Vermont’s ski industry has used EB-5 funding the most. Jay Peak raised $275 million from 550 foreign investors from 60 countries to build a lodge, hotel, indoor water park, ice hockey arena and golf course. Mount Snow has raised $52 million to build a retention lake to improve water quality, a new lodge and for snowmaking infrastructure.
Sugarbush Resort, which was struggling financially because of aging facilities and a decline in skier visits, raised $20 million from 40 foreign investors to build 15 high-end condominiums on the mountain slope. At the time the money was raised, the U.S. was in the midst of the Great Recession, and banks weren’t lending money for real estate projects, said Win Smith, the majority owner of the resort.
Smith said the resort would not have stayed in business without the project.
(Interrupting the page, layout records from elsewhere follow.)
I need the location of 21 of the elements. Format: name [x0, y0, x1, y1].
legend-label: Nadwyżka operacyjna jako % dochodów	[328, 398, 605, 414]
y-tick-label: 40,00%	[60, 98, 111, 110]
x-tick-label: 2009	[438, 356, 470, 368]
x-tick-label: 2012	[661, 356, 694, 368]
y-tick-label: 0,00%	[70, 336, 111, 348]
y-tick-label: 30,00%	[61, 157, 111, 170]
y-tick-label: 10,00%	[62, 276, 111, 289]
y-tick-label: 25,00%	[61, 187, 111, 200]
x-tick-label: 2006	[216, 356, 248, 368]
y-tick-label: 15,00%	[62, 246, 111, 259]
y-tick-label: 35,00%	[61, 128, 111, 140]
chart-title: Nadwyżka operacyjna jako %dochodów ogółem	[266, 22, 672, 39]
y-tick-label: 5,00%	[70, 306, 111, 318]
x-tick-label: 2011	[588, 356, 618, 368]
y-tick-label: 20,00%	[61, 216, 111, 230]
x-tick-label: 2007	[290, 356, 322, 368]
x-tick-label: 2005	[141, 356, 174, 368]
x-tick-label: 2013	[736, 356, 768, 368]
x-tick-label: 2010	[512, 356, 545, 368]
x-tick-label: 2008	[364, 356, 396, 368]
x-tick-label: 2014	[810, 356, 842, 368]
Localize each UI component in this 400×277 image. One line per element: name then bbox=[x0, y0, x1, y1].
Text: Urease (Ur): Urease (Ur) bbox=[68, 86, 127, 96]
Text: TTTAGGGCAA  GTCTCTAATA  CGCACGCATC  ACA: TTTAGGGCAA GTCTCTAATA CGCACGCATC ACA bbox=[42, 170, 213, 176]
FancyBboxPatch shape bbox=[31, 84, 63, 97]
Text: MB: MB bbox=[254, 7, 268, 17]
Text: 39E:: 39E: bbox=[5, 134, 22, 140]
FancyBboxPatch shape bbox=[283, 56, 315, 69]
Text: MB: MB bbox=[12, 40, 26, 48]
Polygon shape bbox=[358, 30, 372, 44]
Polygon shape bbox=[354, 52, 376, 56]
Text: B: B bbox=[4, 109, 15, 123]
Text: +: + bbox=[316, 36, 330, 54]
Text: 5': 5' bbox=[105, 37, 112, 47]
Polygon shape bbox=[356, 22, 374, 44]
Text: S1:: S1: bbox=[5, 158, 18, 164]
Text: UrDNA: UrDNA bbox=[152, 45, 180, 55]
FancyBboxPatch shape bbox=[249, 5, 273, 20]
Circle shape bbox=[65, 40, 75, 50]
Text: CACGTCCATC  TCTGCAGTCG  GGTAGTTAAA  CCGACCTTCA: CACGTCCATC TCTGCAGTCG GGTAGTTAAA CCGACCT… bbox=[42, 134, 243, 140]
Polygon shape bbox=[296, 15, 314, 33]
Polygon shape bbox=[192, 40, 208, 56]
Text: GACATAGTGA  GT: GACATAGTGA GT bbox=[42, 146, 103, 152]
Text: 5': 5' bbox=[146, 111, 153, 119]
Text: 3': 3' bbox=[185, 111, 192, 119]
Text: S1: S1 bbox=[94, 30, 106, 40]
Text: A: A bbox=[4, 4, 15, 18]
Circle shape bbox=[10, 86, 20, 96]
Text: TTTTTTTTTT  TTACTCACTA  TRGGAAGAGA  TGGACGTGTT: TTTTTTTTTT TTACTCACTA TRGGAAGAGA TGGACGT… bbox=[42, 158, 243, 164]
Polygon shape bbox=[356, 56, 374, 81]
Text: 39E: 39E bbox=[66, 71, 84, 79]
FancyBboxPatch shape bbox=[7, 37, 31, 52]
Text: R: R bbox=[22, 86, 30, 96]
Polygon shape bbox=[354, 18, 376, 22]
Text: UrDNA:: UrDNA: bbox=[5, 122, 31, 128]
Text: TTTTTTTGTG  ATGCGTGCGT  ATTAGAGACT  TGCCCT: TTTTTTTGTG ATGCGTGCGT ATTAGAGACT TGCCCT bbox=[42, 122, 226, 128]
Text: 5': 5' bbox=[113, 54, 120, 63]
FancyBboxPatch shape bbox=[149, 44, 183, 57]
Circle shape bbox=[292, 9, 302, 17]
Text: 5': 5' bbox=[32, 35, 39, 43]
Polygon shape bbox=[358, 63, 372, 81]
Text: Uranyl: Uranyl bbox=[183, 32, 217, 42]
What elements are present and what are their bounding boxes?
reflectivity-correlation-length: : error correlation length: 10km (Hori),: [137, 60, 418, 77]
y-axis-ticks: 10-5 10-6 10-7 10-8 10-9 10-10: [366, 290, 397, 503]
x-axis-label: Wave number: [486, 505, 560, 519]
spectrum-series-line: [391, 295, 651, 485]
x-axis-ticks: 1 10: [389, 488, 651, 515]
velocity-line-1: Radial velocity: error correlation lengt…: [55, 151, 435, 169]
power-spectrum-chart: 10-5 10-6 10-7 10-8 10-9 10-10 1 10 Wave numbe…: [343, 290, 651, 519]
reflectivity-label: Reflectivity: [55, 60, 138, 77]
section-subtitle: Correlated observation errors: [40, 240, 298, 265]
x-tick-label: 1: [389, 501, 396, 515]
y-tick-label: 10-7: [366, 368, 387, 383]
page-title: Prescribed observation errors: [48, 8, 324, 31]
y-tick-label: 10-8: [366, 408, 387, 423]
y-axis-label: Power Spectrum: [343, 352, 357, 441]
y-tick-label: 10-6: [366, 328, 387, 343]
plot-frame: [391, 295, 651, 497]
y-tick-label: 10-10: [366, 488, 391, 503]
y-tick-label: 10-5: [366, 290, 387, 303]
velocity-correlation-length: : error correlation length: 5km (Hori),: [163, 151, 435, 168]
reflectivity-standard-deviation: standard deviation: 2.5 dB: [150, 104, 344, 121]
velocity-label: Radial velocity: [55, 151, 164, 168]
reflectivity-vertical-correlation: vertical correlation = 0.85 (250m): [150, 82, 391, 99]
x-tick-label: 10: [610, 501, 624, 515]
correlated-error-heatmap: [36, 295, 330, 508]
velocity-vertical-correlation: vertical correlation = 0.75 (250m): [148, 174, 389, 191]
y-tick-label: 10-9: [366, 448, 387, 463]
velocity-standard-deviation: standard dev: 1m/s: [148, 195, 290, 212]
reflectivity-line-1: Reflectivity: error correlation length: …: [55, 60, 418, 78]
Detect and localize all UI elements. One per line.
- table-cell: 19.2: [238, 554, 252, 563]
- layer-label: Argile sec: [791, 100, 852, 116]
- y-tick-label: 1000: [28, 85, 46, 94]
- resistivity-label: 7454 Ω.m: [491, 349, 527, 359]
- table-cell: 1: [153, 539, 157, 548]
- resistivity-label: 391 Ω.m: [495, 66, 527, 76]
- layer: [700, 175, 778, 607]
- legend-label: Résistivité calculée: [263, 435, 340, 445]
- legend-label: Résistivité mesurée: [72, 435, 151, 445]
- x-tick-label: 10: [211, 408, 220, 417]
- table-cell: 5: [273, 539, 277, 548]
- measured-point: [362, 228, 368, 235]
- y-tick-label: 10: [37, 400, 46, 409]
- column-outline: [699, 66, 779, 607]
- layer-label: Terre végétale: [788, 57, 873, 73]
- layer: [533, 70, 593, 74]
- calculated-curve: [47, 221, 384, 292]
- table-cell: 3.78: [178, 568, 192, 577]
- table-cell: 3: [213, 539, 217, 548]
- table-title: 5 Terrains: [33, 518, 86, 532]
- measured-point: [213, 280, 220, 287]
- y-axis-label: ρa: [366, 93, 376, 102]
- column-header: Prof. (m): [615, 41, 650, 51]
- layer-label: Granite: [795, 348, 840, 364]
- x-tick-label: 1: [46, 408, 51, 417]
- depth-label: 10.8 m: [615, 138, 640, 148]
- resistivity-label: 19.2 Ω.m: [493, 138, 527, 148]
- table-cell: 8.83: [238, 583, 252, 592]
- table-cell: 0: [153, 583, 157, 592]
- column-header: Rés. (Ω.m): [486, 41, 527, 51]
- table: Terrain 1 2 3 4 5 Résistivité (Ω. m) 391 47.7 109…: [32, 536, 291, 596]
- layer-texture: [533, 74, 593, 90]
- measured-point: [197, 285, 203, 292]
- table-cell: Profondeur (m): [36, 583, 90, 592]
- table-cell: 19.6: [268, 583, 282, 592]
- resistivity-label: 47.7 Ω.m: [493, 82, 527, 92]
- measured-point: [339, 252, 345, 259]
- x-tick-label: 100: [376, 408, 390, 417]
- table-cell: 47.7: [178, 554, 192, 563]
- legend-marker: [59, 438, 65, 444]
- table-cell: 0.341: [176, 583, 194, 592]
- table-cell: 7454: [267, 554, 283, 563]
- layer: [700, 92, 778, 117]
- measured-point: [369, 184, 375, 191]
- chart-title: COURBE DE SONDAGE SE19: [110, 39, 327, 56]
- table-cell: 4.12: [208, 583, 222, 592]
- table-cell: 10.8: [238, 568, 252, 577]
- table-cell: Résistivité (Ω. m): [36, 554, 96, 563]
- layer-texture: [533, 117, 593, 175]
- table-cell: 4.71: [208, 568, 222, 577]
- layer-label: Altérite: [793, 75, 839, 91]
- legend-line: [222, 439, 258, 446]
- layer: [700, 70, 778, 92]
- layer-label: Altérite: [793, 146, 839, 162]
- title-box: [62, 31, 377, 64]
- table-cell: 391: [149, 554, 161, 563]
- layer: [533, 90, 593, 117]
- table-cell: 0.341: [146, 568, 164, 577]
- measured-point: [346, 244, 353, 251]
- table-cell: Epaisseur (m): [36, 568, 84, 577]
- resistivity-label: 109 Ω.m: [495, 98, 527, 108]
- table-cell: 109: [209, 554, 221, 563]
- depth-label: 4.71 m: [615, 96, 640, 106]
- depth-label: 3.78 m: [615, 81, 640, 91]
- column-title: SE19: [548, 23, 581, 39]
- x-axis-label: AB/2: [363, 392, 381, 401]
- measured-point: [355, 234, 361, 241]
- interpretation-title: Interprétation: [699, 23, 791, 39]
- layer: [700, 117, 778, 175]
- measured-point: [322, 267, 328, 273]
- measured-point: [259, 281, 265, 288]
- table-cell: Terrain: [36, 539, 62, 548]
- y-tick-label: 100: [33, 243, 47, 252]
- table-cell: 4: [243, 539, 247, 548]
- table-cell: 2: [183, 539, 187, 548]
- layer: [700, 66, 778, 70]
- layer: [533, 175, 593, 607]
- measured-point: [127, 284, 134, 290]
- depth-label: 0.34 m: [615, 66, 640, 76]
The condominiums are now being sold, and investors are starting to see a return on their investments, he said.
“The bottom line for us is that it was a good program, and it came at the right time,” he said.
GOVERNMENT-RUN PROGRAMS A PLUS
Moulton, in Vermont, said that Asian investors, in particular, are attracted to her state because they put more trust in a government-run program.
On its website, the Vermont agency promises investors state oversight over projects to assure compliance with U.S. immigration law. Also, the agency’s day-to-day involvement in the state’s business community helps assure investors that projects are vetted for quality, the website says.
A separate Vermont agency, the Department of Financial Regulation, reviews projects to determine whether they comply with state and federal securities and immigration laws.
The two Vermont agencies have a total of about six staff people working on the program, which is funded primarily with tax dollars. Moulton said the state wants the program to eventually be funded by fees charged to the businesses that use it.
It would cost Maine about $120,000 to submit an application to the federal government to become a regional center. The Legislature passed a bill in 2011 authorizing the state to apply to be a regional center, but never appropriated the funds for the application.
More than 650 investors have received conditional green cards, and more than 280 have received permanent green cards through the Vermont program. Many of the applicants view the program as a way to obtain residency for their children so they can attend college in the U.S. and work here after graduation, Moulton said. Those who invest in Vermont have typically moved to other states, particularly Florida and states in the Southwest, he said.
“They want to find the good, warm life,” she said.
MAINE COULD TAKE OVER EXISTING CENTER
There are nearly 700 regional EB-5 centers in the United States. The only one based in Maine, USA Lifestyles, is owned by Saddleback and has jurisdiction over Franklin County and Livermore Falls.
In 2009, the Greater Franklin Development Corp. approved a $10,000 grant to help pay for legal costs incurred in creating the center, which was also intended to help the Otis Falls paper mill in Jay, but it closed that year.
Saddleback has not been able to use the program to attract investors and continues to struggle financially.
The program is notoriously difficult and expensive to use. Developers must market their projects to overseas investors and hire attorneys who are experts in corporate law, securities law and immigration law, said Sarah Robison, an immigration attorney in Chicago who helps companies and individuals obtain work visas.
Darryl Brown, who chairs the board of directors of the Greater Franklin Development Corp, said the state could strike a deal with Saddleback and take over the USA Lifestyles Regional Center. The state could then expand its jurisdiction to include all of Maine’s economically distressed regions, or perhaps the entire state.
“It’s a very complex program,” he said. “But it does work. It’s absolutely a great tool.”